I am writing to report an error that I have encountered occasionally while running a TensorFlow-based deep learning model. The error message that I received in user-app is as follows:
Could not synchronize CUDA stream: CUDA_ERROR_LAUNCH_FAILED: unspecified launch failure

Looking at NVidia-bug-report following is logged at exactly same time as above user app error.

Feb 24 11:49:36 sonic-2-ThinkStation-P620 kernel: NVRM: Xid (PCI:0000:61:00): 13, pid=1335, Graphics Exception: SKEDCHECK22_INVALIDATE_ACTIVE_QMD failed
Feb 24 11:49:36 sonic-2-ThinkStation-P620 kernel: NVRM: Xid (PCI:0000:61:00): 13, pid=1335, Graphics Exception: ESR 0x407020=0x20000000 0x407028=0x23f 0x40702c=0x20540e8 0x407030=0x0

I am using a NVIDIA Quadro RTX 8000 GPU for severing my model, and this error has been occurring repeatedly during the inference. I looked up Xid 13 on Nvidia’s website and seems like it could be caused due to several reasons. Our initial guess was it could be related to high GPU temperature but we monitored temperature logs for a few days and everything seems to fine.
Could you please help me identify the root cause of this error and provide me with any steps that I can take to resolve it?
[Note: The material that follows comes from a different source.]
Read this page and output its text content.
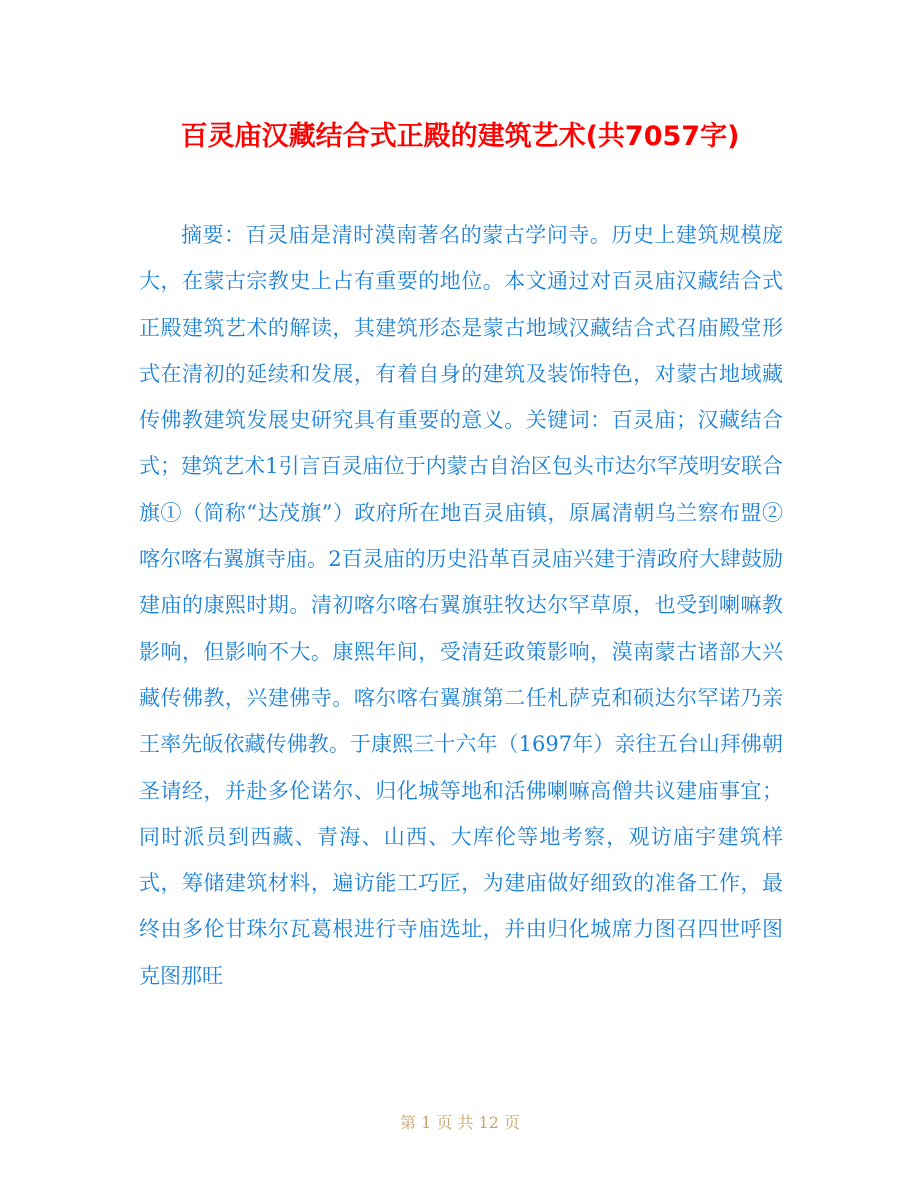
百灵庙汉藏结合式正殿的建筑艺术(共7057字)

摘要：百灵庙是清时漠南著名的蒙古学问寺。历史上建筑规模庞大，在蒙古宗教史上占有重要的地位。本文通过对百灵庙汉藏结合式正殿建筑艺术的解读，其建筑形态是蒙古地域汉藏结合式召庙殿堂形式在清初的延续和发展，有着自身的建筑及装饰特色，对蒙古地域藏传佛教建筑发展史研究具有重要的意义。关键词：百灵庙；汉藏结合式；建筑艺术1引言百灵庙位于内蒙古自治区包头市达尔罕茂明安联合旗①（简称“达茂旗”）政府所在地百灵庙镇，原属清朝乌兰察布盟②喀尔喀右翼旗寺庙。2百灵庙的历史沿革百灵庙兴建于清政府大肆鼓励建庙的康熙时期。清初喀尔喀右翼旗驻牧达尔罕草原，也受到喇嘛教影响，但影响不大。康熙年间，受清廷政策影响，漠南蒙古诸部大兴藏传佛教，兴建佛寺。喀尔喀右翼旗第二任札萨克和硕达尔罕诺乃亲王率先皈依藏传佛教。于康熙三十六年（1697年）亲往五台山拜佛朝圣请经，并赴多伦诺尔、归化城等地和活佛喇嘛高僧共议建庙事宜；同时派员到西藏、青海、山西、大库伦等地考察，观访庙宇建筑样式，筹储建筑材料，遍访能工巧匠，为建庙做好细致的准备工作，最终由多伦甘珠尔瓦葛根进行寺庙选址，并由归化城席力图召四世呼图克图那旺

第 1 页 共 12 页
Thank you for your prompt attention to this matter. I look forward to hearing back from you soon.

Sincerely,

Usman
nvidia-bug-report.log (5.3 MB)

You were also getting xids 31 and 61 at times. Please use gpu-burn and cuda-gpumemtest to check for defective hardware.

@generix
Thanks for the reply, I’ve attached gpu-burn test and cuda-gpumemtest logs. It seems like both tests turned out to be fine. What do you think ?
gpu_burn.txt (16.2 KB)

cuda-gpumemtest (1).txt (2.6 MB)

Looks good, the gpu should be fine. Since you’re running an Xserver on the nvidia gpu, please create
/etc/X11/xorg.conf.d/nvidia-interactive.conf

Section "OutputClass"
    Identifier "nvidia-interactive"
    MatchDriver "nvidia-drm"
    Driver "nvidia"
    Option "Interactive" "false"
EndSection

to avoid interference from xorg.
Maybe also check with the cuda forums to rule out an error with your application regarding stream synchronization.